Rhythm - Is the sound at a point that makes rhythmic sense? Sound is a temporal medium, the sound designer needs to take cues from the director, from the script, from what the actors are doing and the rhythms they're doing it in. According to Murch he tries to find the one or two key actors who are setting the tone for the film -usually the stars. Then he finds the rhythm of how they're doing things and use it to influence his own rhythms. Once you begin to really feel these rhythms, you can extend them into areas that may have few or no actors in them, states Murch. For example, a shot of a landscape, how long should that shot be? It depends on what the rhythms of the film have been up until then. A rule of thumb that Murch uses is never give the audience more than two-and-a-half things to think about aurally at any one moment. Now according to Murch those moments can shift very quickly, but if you take a five-second section of sound and feed the audience more than two-and-a-half conceptual lines at the same time, they can't really separate them out. There's just no way to do it, and everything becomes self-canceling. As a result, they become annoyed with the sound and it appears "loud" even at lower levels. However, if they "understand" the sound, they can easily take 105 decibels, 110 decibels. But he doesn't like to go that high; at the loudest points, he prefers to limit things to just nipping over 100 at most on a digital track.

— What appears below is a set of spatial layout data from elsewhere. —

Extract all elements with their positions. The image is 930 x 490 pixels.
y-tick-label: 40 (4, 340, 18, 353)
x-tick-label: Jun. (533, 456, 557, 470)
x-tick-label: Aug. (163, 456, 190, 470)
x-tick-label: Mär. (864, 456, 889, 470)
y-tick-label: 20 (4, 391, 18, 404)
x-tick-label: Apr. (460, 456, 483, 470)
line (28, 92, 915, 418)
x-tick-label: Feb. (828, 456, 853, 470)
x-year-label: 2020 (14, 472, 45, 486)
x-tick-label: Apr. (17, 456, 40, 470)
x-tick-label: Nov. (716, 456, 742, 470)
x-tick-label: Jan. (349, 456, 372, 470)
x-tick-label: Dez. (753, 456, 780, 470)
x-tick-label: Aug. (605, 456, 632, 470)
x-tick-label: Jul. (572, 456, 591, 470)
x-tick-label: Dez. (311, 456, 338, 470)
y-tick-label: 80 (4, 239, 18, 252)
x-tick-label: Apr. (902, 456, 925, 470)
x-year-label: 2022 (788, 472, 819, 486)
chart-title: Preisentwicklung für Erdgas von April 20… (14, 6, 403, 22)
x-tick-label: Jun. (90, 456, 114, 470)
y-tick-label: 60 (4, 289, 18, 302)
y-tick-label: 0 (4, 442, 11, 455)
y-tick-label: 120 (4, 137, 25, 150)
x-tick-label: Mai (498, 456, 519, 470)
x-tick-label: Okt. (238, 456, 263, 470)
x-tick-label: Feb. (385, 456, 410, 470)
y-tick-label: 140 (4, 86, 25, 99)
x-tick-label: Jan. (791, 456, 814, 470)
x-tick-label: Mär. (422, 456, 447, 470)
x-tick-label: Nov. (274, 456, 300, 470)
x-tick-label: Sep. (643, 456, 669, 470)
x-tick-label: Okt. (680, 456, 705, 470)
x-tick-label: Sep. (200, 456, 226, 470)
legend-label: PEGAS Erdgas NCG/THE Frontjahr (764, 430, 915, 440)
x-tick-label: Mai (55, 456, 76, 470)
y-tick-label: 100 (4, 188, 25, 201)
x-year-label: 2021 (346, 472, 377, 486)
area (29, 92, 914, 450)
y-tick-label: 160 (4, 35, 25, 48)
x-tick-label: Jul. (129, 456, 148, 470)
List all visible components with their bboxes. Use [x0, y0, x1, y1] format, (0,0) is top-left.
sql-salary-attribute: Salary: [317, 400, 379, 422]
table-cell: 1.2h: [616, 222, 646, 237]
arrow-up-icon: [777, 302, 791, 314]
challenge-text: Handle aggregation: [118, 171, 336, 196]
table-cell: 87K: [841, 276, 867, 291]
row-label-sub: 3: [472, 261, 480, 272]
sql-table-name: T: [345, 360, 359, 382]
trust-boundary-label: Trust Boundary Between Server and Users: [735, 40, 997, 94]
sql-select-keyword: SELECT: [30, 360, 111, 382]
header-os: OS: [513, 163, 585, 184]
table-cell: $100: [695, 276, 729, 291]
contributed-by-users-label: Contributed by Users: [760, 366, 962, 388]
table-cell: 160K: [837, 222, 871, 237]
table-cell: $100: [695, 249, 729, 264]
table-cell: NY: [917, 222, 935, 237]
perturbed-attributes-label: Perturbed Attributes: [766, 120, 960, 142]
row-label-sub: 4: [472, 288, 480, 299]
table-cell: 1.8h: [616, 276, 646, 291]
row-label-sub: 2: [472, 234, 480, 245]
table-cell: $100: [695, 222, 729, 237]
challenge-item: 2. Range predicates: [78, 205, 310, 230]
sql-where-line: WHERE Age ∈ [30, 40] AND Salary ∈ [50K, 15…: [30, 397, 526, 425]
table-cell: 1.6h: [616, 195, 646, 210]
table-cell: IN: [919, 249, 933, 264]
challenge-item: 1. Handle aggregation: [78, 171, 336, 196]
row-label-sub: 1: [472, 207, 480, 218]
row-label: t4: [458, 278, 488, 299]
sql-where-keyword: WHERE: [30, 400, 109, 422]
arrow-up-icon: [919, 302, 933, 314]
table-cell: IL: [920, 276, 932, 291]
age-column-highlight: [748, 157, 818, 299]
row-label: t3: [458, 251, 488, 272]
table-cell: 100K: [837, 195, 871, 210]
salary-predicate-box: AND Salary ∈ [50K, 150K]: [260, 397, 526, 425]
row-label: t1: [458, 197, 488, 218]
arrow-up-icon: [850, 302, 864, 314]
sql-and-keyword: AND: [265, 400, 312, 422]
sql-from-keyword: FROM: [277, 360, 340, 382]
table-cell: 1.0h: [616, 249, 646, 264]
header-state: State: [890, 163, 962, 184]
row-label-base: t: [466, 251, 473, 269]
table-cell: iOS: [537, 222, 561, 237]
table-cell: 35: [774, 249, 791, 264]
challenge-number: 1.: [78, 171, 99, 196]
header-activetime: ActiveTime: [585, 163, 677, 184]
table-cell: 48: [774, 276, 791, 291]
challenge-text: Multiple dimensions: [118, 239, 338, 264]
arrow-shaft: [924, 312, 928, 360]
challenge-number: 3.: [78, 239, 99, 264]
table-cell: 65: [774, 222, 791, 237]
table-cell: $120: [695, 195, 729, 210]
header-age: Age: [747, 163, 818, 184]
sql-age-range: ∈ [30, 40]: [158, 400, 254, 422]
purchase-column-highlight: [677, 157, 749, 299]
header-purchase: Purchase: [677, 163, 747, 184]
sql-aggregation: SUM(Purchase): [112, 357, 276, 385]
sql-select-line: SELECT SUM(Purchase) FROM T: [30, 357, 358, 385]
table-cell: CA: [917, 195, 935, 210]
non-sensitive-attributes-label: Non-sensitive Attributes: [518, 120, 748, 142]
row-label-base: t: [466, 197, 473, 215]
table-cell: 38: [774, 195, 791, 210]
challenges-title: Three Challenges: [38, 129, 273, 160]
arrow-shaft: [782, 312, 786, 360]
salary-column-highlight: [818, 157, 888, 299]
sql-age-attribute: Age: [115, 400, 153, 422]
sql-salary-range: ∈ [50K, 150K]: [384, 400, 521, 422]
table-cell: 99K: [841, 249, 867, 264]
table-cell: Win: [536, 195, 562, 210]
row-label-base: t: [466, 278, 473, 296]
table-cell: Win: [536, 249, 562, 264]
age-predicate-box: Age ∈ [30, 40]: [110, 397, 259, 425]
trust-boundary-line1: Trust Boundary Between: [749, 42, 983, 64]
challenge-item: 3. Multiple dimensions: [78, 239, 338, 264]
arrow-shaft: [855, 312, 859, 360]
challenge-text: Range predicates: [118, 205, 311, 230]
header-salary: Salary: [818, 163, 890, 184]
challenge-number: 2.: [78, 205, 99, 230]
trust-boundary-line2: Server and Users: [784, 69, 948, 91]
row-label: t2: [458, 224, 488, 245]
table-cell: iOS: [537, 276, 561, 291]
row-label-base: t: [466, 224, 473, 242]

Walter Murch's rules for sound editing were a high inspiration for my sound design class as well as his risk taker attitude but the most important advice I learned from him would be when he was asked to talk to young filmmakers about "success" and he said that we must see success as been based on three legs like a tripod that hit the ground, each of those legs have a name: one is luck, other one is talent and the last one is hardwork - although one of them will get us in the situation, as quickly as possible we have to get another one of those tripod legs on the ground to get our balance because the world is full of people with talent that were not lucky or didn't work hard who kind of wash out, so we need to recognize that any one of those legs will get us in the situation but our job in to get them all connected and keep them in balance.